Supplemental and modified JTA methods
For example, instead of observing only an SME’s performance, you would assign a second analyst to observe customer interaction and a service’s full impact; but also capture the customer’s narrative or summary of the total experience. Other methods would include modified versions of:
- Critical incident analysis that deftly incorporates customers’ experience;
- Focus groups that clarify how customers perceive their interaction with a service;
- Functional ABC (also called Behavioral) analysis—‘ABC’ stands for antecedents, behaviors, consequences (modified ABC was applied in the do-with/for 3-D examples of the maintenance worker and cable-TV scenarios);
- A scaled-down quality function deployment (QFD). QFD’s ‘house of quality’ template enables analysts to translate customer non-technical perceptions and expressed needs and wants into detailed specifications for how a performance will transpire, or how a product will perform;
- Lastly, customer exit interviews could capture the entire experience and scope of impact or extent of satisfaction delivered by service.
If some of these approaches are unknown to you, they can be researched on the Internet. Whichever approach(es) you choose, catching the interaction of customer use with performer actions (or product functionality) better informs the performance equation about which components work fine, as originally conceived; but also clarifies which components need to be integrated or further enhanced. Depending on the type of service involved, when live customer interaction is the rule, JTA identifies a best-fit, synthesized performance envelope equipped to: interact responsively with customers; acknowledge and satisfy the whole experience as customers most likely perceive it; and as best as is humanly possible, stretch the scope of satisfaction to outermost limits. Conversely, when service isn’t live and/or in real time, you’re dealing with a hypothetical customer. In this instance, JTA is tasked to sample the same 3-forked profile—interaction-with, perceived experience, scope of satisfaction—using a stratified collection of experimental customers. Analysts need to set a sufficient sample size and demographic representation so that inferences drawn from their data yield safe conclusions for retrofitting service performance.

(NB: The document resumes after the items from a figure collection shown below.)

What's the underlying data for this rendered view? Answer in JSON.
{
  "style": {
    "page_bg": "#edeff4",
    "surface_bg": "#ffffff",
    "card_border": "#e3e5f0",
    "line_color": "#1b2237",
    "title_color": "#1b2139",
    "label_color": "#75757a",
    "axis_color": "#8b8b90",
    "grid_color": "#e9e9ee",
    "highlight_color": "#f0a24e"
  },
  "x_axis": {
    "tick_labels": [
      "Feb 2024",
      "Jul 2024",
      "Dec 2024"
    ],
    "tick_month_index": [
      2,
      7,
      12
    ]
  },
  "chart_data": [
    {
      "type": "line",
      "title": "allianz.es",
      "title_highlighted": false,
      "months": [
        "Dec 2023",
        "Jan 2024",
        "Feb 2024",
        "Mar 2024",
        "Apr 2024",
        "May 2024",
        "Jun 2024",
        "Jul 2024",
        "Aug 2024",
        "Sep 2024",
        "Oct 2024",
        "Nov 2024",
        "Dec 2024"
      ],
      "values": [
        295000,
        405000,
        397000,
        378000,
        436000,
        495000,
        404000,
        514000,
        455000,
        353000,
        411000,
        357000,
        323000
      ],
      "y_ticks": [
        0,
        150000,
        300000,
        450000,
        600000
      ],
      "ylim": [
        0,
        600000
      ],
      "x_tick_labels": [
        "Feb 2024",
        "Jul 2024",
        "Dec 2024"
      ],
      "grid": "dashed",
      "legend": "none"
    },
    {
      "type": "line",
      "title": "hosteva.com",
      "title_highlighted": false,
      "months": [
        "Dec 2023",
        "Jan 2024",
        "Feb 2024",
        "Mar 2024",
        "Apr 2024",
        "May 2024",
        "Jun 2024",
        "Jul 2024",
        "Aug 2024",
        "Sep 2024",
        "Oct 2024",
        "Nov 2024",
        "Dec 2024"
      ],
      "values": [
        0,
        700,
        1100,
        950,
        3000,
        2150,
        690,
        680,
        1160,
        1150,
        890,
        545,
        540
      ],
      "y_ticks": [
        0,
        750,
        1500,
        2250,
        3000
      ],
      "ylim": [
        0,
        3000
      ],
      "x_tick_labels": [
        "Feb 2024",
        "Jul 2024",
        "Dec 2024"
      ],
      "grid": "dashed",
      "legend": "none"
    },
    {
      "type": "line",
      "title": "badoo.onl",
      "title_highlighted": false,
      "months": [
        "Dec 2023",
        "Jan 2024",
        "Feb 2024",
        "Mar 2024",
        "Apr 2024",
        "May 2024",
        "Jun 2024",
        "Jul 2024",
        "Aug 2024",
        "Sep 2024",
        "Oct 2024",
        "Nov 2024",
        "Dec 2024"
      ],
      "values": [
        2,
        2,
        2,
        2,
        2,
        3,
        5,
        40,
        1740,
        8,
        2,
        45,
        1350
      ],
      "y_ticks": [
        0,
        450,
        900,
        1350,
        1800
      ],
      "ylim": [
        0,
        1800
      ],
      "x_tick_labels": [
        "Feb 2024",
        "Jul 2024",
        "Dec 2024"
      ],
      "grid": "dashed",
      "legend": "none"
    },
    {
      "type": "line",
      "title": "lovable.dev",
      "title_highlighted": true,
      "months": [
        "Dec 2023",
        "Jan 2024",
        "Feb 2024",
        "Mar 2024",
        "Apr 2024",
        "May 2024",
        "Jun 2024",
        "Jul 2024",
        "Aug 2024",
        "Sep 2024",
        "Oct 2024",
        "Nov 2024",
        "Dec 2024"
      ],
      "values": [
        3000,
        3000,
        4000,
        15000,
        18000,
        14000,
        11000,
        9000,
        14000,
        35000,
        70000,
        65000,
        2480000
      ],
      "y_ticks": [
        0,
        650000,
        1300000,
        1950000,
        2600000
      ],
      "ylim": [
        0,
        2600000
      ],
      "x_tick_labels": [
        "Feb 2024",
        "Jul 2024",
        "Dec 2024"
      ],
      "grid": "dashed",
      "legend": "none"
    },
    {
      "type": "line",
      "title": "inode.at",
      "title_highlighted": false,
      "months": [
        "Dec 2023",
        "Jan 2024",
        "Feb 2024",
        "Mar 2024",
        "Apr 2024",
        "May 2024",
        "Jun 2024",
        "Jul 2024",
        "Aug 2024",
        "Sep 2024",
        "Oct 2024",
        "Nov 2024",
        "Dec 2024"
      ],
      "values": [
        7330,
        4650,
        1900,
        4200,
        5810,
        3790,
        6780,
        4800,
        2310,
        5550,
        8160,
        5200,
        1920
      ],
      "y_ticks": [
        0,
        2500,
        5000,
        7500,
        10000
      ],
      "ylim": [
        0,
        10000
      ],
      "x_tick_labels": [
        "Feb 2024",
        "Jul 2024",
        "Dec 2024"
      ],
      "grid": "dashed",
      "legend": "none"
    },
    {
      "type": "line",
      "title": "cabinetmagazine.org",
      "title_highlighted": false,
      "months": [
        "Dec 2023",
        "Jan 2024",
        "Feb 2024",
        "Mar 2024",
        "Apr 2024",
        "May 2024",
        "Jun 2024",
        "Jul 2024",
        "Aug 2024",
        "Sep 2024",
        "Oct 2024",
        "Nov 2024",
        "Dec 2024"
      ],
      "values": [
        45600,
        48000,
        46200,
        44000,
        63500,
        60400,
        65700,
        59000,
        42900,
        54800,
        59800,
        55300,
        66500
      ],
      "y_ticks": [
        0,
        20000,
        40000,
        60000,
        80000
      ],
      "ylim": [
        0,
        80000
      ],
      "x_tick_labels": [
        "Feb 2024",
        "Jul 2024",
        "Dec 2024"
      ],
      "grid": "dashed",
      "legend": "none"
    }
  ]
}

Job performance in 3-D entreats us to go the distance in job-task analysis. Further, that training and performance transfer strategies ensure the customer’s stake in interaction with a service or product carries through; that the interaction reflects do-with/for instead of the parsimonious do-to. So, if this article’s premise were adopted, mainstream, it means that (a) the definition of "task" needs revising, (b) task analysis hereafter is bicentric: focusing on a synthesis of two central characters, giving greater emphasis to how a customer most probably interacts—generally, or specifically—with that service. The time is long overdue to make the paradigmatic break from obsolete do-to, to highly customer-embedded service blueprints and product functionality in today’s marketplace-christened manner of do-with/for.